Once fixed, the nitrogen is modified through nitrification, a two-step process performed by bacteria like Nitrosomonas and Nitrobacter. Plants assimilate these nitrates and ammonium ions from the soil to build organic molecules, which are then transferred to animals through consumption. Eventually, decomposition by fungi and bacteria returns nitrogen to the soil as ammonia (ammonification). Other specialized bacteria complete the cycle through denitrification, converting nitrates back into atmospheric N₂.
Key Industrial and Practical Applications
The challenge of converting inert atmospheric nitrogen into reactive, usable compounds was solved industrially in the early 20th century by the development of the Haber-Bosch process. This chemical synthesis combines nitrogen gas with hydrogen gas under extremely high pressure and temperature, using a metal catalyst to produce ammonia (NH₃). This breakthrough allowed for the mass production of synthetic nitrogen-based fertilizers, a development that dramatically increased global crop yields and supported the rapid growth of the world population.

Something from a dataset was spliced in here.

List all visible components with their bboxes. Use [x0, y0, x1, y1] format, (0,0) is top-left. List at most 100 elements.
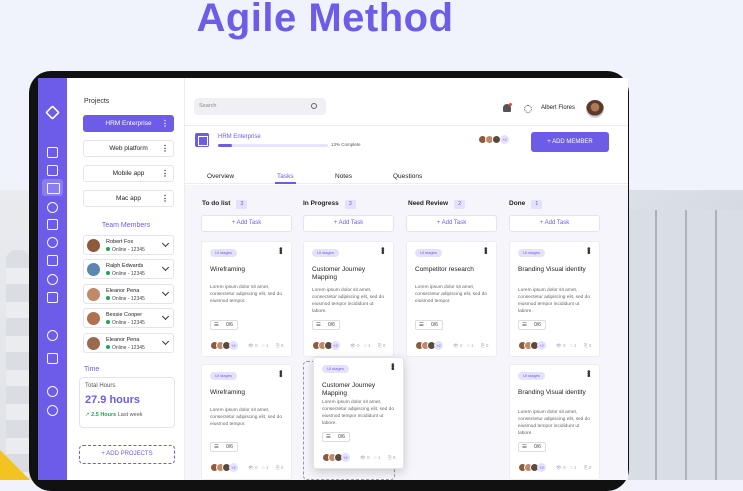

Modern agriculture relies heavily on these fertilizers, with the nitrogen produced by the Haber-Bosch process responsible for sustaining nearly half of the global population. The process is highly energy-intensive, requiring a significant portion of the world’s industrial energy supply. Ammonia derived from this process is also a precursor for manufacturing other industrial products, including nitric acid and various explosives.
Beyond fertilizers, the extremely low temperature of liquid nitrogen makes it indispensable for cryogenic applications. In medicine, liquid nitrogen is used for cryosurgery to precisely freeze and destroy abnormal tissues like warts and certain skin cancers. It is also the standard for cryopreservation, allowing for the long-term, stable storage of biological materials in medical banks, such as:
- Sperm
- Eggs
- Embryos
- Tissue samples
Gaseous nitrogen is also widely employed for its inert properties, serving as a non-reactive blanket to prevent oxidation and combustion. This is commonly seen in the food industry, where nitrogen gas is flushed into packaging, a process known as Modified Atmosphere Packaging (MAP), to displace oxygen and significantly extend the shelf life of products like chips and coffee. The gas is also used in sensitive industrial processes and in fire suppression systems, where it quickly extinguishes flames by lowering the oxygen concentration in an enclosed area.